Contra Costa County — home to Antioch — will have 71 days of extreme heat annually on average between 2035 and 2064, according to projections in a study from the Public Health Alliance of Southern California and UCLA Luskin Center for Innovation.

As the Earth warms, San Joaquin County is expected to endure about 121 days above 90 degrees each year in the same time span.

A Times analysis showed a clear link between projected extreme heat and home prices in California: Counties with higher home prices are less likely to face dire heat projections, and vice versa.

The average American home changes hands every 13.2 years, according to Redfin, so future temperature projections suggest what the climate might look like by the time Californians are ready to move into their next home.

Part of the dynamic is explained by the fact that the state’s most expensive counties are coastal, and thus less likely to be hit hardest by extreme heat, though other climate change-fueled dangers such as sea level rise are still of concern.

The most efficient places to grow are California’s coastal cities, both in terms of lessening the environmental footprint of residents and limiting their exposure to heat, said Zack Subin, an associate research director for the Terner Center for Housing Innovation at UC Berkeley.

However, these cities are the least affordable places to build and live in the state.

Some coastal communities have proved aggressively resistant to increasing density, boosting affordable housing and allowing more development.

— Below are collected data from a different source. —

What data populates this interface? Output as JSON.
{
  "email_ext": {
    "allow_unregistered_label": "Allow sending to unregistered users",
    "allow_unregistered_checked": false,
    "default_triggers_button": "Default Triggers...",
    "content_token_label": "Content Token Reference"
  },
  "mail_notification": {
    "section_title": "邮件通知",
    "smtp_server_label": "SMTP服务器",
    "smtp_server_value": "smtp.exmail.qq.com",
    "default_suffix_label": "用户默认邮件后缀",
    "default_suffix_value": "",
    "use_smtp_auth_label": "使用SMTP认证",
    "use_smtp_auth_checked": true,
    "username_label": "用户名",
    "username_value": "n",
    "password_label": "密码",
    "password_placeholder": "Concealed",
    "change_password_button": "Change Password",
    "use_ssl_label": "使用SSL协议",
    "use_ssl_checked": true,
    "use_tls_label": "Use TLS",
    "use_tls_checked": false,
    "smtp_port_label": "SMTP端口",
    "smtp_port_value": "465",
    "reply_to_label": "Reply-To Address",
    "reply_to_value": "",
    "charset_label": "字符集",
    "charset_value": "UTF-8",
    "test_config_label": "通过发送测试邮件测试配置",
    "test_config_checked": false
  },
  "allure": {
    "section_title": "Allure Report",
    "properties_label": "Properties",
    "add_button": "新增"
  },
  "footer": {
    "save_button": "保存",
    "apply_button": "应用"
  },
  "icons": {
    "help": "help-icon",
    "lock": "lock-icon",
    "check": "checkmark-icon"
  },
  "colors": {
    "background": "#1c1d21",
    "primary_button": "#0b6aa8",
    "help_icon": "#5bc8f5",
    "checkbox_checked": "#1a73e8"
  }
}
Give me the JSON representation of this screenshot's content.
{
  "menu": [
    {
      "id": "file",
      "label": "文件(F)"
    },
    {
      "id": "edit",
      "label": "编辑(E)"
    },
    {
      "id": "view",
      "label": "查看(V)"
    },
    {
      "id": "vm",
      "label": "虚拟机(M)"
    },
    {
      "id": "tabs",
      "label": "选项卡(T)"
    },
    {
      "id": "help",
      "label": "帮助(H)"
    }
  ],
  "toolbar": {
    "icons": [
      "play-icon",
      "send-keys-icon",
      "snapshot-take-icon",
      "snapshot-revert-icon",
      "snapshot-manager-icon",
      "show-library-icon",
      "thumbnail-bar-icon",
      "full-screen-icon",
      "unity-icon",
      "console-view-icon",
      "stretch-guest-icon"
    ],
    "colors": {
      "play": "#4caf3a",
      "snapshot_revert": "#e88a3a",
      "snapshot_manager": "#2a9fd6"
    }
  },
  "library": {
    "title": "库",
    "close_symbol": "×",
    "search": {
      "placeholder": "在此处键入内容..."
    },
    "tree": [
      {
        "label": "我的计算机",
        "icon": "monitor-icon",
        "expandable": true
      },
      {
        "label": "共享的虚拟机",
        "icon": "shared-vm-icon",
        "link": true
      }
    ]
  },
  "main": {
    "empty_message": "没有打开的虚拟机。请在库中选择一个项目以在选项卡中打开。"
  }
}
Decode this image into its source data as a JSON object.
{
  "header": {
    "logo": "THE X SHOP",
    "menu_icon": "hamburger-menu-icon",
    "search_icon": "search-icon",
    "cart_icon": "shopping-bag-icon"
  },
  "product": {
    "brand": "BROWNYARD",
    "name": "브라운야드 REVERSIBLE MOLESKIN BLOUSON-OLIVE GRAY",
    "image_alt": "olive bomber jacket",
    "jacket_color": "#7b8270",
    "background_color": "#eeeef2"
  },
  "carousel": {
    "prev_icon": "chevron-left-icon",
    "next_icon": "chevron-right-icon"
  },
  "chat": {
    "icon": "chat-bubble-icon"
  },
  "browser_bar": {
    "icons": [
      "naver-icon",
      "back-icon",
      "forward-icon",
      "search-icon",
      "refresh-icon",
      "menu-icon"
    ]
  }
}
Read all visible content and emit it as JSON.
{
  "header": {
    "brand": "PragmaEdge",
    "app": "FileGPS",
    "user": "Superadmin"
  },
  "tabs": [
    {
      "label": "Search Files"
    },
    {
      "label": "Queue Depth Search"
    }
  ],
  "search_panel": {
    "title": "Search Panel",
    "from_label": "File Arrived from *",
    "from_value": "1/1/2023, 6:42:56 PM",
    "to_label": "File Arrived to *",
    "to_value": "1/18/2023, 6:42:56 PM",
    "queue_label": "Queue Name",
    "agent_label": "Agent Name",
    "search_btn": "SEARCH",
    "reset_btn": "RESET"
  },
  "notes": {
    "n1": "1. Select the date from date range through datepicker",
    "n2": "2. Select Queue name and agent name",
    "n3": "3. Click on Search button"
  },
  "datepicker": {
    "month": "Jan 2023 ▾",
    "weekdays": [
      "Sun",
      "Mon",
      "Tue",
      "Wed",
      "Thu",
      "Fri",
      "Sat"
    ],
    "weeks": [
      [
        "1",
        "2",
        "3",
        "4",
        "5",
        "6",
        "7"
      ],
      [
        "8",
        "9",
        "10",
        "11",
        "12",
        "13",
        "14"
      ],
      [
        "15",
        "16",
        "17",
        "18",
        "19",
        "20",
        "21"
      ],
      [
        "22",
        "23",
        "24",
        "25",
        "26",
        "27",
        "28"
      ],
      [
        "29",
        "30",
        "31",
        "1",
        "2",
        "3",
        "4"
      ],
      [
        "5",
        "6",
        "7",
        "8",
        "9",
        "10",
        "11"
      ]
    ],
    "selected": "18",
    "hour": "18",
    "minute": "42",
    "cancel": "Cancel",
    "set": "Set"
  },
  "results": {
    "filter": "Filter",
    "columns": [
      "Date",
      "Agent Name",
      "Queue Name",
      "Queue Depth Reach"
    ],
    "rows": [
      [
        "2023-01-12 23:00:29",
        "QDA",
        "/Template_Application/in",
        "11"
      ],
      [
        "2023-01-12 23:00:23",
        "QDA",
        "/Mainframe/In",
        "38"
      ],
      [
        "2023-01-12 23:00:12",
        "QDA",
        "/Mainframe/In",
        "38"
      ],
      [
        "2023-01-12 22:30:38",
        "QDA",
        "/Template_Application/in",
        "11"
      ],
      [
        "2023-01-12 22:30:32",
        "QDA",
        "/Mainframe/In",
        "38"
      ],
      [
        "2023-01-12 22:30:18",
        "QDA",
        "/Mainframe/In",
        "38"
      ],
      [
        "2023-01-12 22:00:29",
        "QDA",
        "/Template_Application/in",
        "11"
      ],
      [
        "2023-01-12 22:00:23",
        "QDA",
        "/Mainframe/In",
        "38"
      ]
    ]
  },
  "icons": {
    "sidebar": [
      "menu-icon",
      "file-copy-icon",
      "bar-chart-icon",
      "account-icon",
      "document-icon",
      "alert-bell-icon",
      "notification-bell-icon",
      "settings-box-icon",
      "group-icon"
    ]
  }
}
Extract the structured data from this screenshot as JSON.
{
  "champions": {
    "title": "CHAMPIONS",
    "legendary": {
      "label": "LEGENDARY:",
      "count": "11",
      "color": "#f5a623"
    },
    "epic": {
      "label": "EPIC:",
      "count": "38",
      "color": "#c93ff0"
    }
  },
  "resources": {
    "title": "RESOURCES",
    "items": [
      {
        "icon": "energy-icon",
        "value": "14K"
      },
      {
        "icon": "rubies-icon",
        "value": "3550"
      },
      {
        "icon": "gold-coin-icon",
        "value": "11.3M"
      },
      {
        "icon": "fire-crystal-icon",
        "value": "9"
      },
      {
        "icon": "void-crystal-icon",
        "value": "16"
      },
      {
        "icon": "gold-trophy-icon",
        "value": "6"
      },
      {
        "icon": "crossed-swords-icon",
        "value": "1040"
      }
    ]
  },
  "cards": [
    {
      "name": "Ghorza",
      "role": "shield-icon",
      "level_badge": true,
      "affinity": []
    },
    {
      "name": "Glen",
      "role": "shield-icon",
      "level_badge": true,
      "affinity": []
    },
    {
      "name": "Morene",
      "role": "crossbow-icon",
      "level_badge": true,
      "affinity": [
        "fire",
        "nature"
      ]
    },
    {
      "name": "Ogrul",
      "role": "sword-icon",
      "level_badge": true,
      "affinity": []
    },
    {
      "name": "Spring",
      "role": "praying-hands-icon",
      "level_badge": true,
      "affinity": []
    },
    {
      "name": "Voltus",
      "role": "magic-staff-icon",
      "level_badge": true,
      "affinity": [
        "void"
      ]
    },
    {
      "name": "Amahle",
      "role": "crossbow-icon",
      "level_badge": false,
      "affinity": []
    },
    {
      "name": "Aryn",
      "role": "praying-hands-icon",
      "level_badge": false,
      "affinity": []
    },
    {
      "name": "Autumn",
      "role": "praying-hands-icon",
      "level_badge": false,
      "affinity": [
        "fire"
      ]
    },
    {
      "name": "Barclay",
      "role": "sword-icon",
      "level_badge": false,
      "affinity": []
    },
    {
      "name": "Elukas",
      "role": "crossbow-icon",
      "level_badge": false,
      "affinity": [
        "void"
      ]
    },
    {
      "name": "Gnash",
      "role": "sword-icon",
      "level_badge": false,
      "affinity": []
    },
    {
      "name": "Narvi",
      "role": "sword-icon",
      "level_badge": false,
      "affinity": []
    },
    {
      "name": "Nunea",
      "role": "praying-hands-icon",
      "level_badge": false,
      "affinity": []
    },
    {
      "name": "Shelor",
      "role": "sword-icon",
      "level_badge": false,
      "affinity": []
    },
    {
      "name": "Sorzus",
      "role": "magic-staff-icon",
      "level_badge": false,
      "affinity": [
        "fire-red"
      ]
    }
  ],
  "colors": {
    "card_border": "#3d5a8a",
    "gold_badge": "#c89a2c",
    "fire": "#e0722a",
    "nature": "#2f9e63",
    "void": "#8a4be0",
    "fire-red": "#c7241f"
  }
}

That has left inland exurbs as drivers of new housing, even though they are significantly hotter and require long commutes to job centers.

“We likely need more policy to better integrate the state’s housing affordability policies in concert with our climate strategies,” Subin said.

“Compact development near the coasts,” he said, can “reduce emissions across sectors.” In these types of development, residents drive less, building energy use is lower — partially due to less extreme heat — and undeveloped land inland can be left undisturbed.

Subin said California’s coastal cities still have plenty of room to grow. “It’s not a technical limitation, it’s a policy choice that we have chosen to reserve much of our [coastal] cities for surface parking lots, for exclusive single-family home zoning,” he said.

Recent housing growth has been most significant in Central California as a housing affordability crisis pushes people out of coastal counties — and into hotter regions. In 2021 and 2022, San Joaquin County increased its housing stock by 3.46%, almost triple Contra Costa County’s 1.29% growth.

Still, there are a few places that are relatively affordable and are shielded from the worst effects of extreme heat, such as Del Norte and Humboldt counties in the North Coast.

The counties had the 12th and 17th cheapest median home sale prices in June, respectively, and were among the counties with the fewest expected extreme heat days annually.

Subin said that adding density to already existing cities in the North Coast could make sense, but in terms of creating a planned mega-city, there’s “not a great track record for that around the world.”

The state continues to build housing in places that will be most affected by extreme heat, and population is expected to grow in the Central Valley while shrinking in coastal cities and staying flat statewide.

As more people move to places like Fresno and Sacramento, Subin said, heat resilience will be a primary concern.

Californians who move to those communities will need “good tree cover, high-quality heating and cooling systems, neighborhood cooling centers that are available in emergencies,” he said.

“We’re going to have to do that regardless,” he added, as so many Californians already live in areas affected by extreme heat.

Moving forward, though, Subin said he’d “love to see us build more on the coast,” and “we certainly should have a lot more infill development relative to greenfield,” referring to building on already developed land instead of creating new developments.

In Lathrop, where August high temperatures average 93 degrees, Sharon Daniels said she believes her development will be resilient against a changing climate.

“The yards out here are all drought resistant,” she said, and her garden uses drip irrigation, which means she spends about a third of what she paid for water in Antioch.

Her air conditioning can handle the heat and she stays in the house when it’s hot. She was pushed to install solar panels on her new home and is “happy that we did” because the panels help with her cooling bills.

“It’s very different from what we’re familiar with but it’s a very nice place.”